I launched a “Monthly Maintenance Club” using a recurring billing app. Hackers breached the app’s database (or my computer) and stole the credit card info of 50 clients. They are seeing fraudulent charges. I am legally required to notify them and pay for credit monitoring.
Key Takeaways
- Data Breach Exclusion: Standard General Liability policies exclude data breaches and cyberattacks. You have zero coverage for this crisis without a specific rider.
- Notification Laws: You are legally required (by state law and GDPR/CCPA) to notify every affected customer. This costs money (letters, call centers).
- PCI Compliance: If you were storing credit card numbers in an Excel file (non-compliant), you might be fined by Visa/Mastercard, and insurance might deny the claim for negligence.
- Cyber Liability Insurance: You need a Cyber Liability policy. It covers notification costs, legal defense, and credit monitoring for victims.
The “Why” (The Trap): “Electronic Data”
GL protects physical property.
Data is not physical.
Therefore, the theft of data is not “Property Damage.”
You need a policy designed for Digital Assets.
As you move to subscription models, you become a data custodian.
The Investigation: “I Called Them”
I asked about a small business data breach.
1. Standard GL
- Verdict: Denied.
2. Cyber Liability Rider (The Hartford)
- Cost: ~$500/year.
- Coverage: $50,000 for notification and defense.

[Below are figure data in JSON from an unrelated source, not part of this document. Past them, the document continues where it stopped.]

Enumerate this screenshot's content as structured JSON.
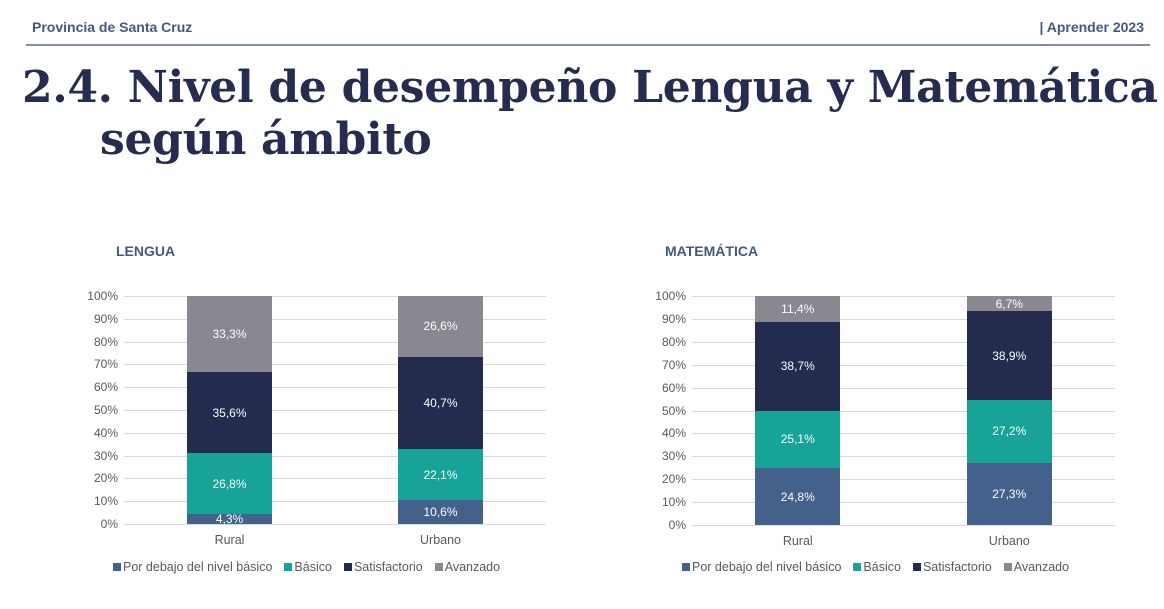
{
  "header": {
    "left": "Provincia de Santa Cruz",
    "right": "| Aprender 2023"
  },
  "title": {
    "line1": "2.4. Nivel de desempeño Lengua y Matemática",
    "line2": "según ámbito"
  },
  "colors": {
    "por_debajo": "#44618b",
    "basico": "#17a398",
    "satisfactorio": "#232b4f",
    "avanzado": "#898790"
  },
  "legend": [
    "Por debajo del nivel básico",
    "Básico",
    "Satisfactorio",
    "Avanzado"
  ],
  "y_ticks": [
    "100%",
    "90%",
    "80%",
    "70%",
    "60%",
    "50%",
    "40%",
    "30%",
    "20%",
    "10%",
    "0%"
  ],
  "chart_data": [
    {
      "type": "bar",
      "stacked": true,
      "title": "LENGUA",
      "categories": [
        "Rural",
        "Urbano"
      ],
      "series": [
        {
          "name": "Por debajo del nivel básico",
          "values": [
            4.3,
            10.6
          ],
          "labels": [
            "4,3%",
            "10,6%"
          ]
        },
        {
          "name": "Básico",
          "values": [
            26.8,
            22.1
          ],
          "labels": [
            "26,8%",
            "22,1%"
          ]
        },
        {
          "name": "Satisfactorio",
          "values": [
            35.6,
            40.7
          ],
          "labels": [
            "35,6%",
            "40,7%"
          ]
        },
        {
          "name": "Avanzado",
          "values": [
            33.3,
            26.6
          ],
          "labels": [
            "33,3%",
            "26,6%"
          ]
        }
      ],
      "xlabel": "",
      "ylabel": "",
      "ylim": [
        0,
        100
      ],
      "grid": true,
      "legend_position": "bottom"
    },
    {
      "type": "bar",
      "stacked": true,
      "title": "MATEMÁTICA",
      "categories": [
        "Rural",
        "Urbano"
      ],
      "series": [
        {
          "name": "Por debajo del nivel básico",
          "values": [
            24.8,
            27.3
          ],
          "labels": [
            "24,8%",
            "27,3%"
          ]
        },
        {
          "name": "Básico",
          "values": [
            25.1,
            27.2
          ],
          "labels": [
            "25,1%",
            "27,2%"
          ]
        },
        {
          "name": "Satisfactorio",
          "values": [
            38.7,
            38.9
          ],
          "labels": [
            "38,7%",
            "38,9%"
          ]
        },
        {
          "name": "Avanzado",
          "values": [
            11.4,
            6.7
          ],
          "labels": [
            "11,4%",
            "6,7%"
          ]
        }
      ],
      "xlabel": "",
      "ylabel": "",
      "ylim": [
        0,
        100
      ],
      "grid": true,
      "legend_position": "bottom"
    }
  ]
}
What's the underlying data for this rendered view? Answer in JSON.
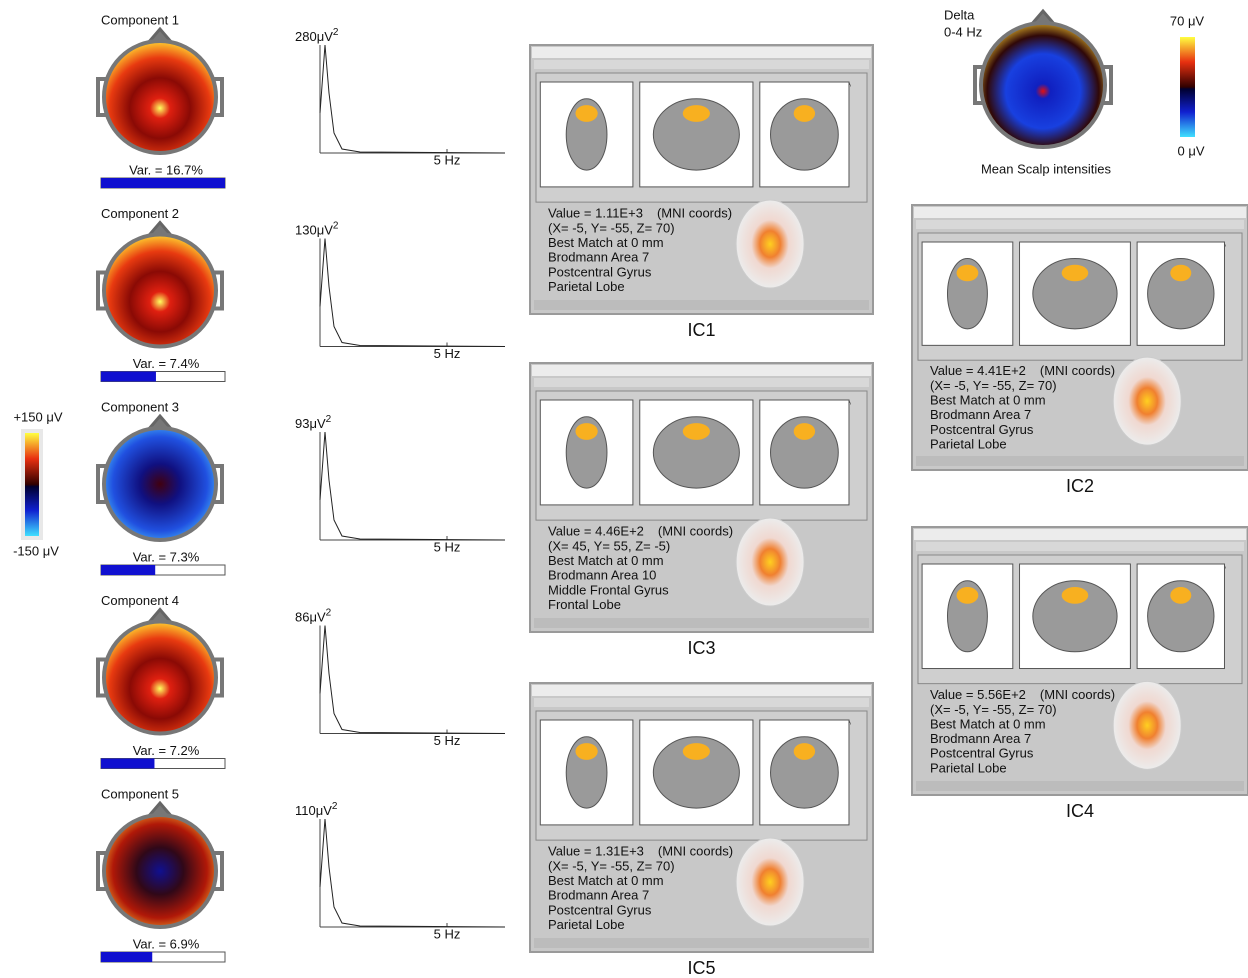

- Value: Essential for subscription businesses.
3. Third-Party Processor (Stripe/Square)
- Analysis: If you use Stripe, they hold the data. If they get hacked, it’s their problem. If you get hacked (someone logs into your Stripe dashboard because you had no 2FA), it’s your problem.
Comparison Table: Data Breach Costs
| Expense | Without Cyber Ins. | With Cyber Ins. |
| Notification Letters | $5 per person | Covered |
| Credit Monitoring | $200 per person | Covered |
| Fines/Penalties | You Pay | Covered (Usually) |
| Legal Defense | You Pay | Covered |
Step-by-Step Action Plan
- Use a Processor: Never store CC numbers on your computer or in a notebook. Use Square, Stripe, or Urable. Let them handle the security.
- Enable 2FA: Turn on Two-Factor Authentication for your billing admin panel. This stops 99% of hacks.
- Buy Cyber Rider: Add “Cyber Liability” to your BOP (Business Owners Policy). It’s cheap insurance against a digital nightmare.
- Notify Quickly: If breached, call your insurer immediately. They have “Breach Coaches” to guide you on the legal timeline.
FAQ
Q: I only have 20 subscribers. Do I need this?
A: Yes. One lawsuit from a wealthy client whose identity was stolen can ruin you.
Q: Does “Crime Insurance” cover this?
A: Crime covers your money being stolen. Cyber covers your liability for losing their data.
[IMAGE: Graphic showing “Hacker” -> “Your Database” -> “Cyber Insurance Shield”.]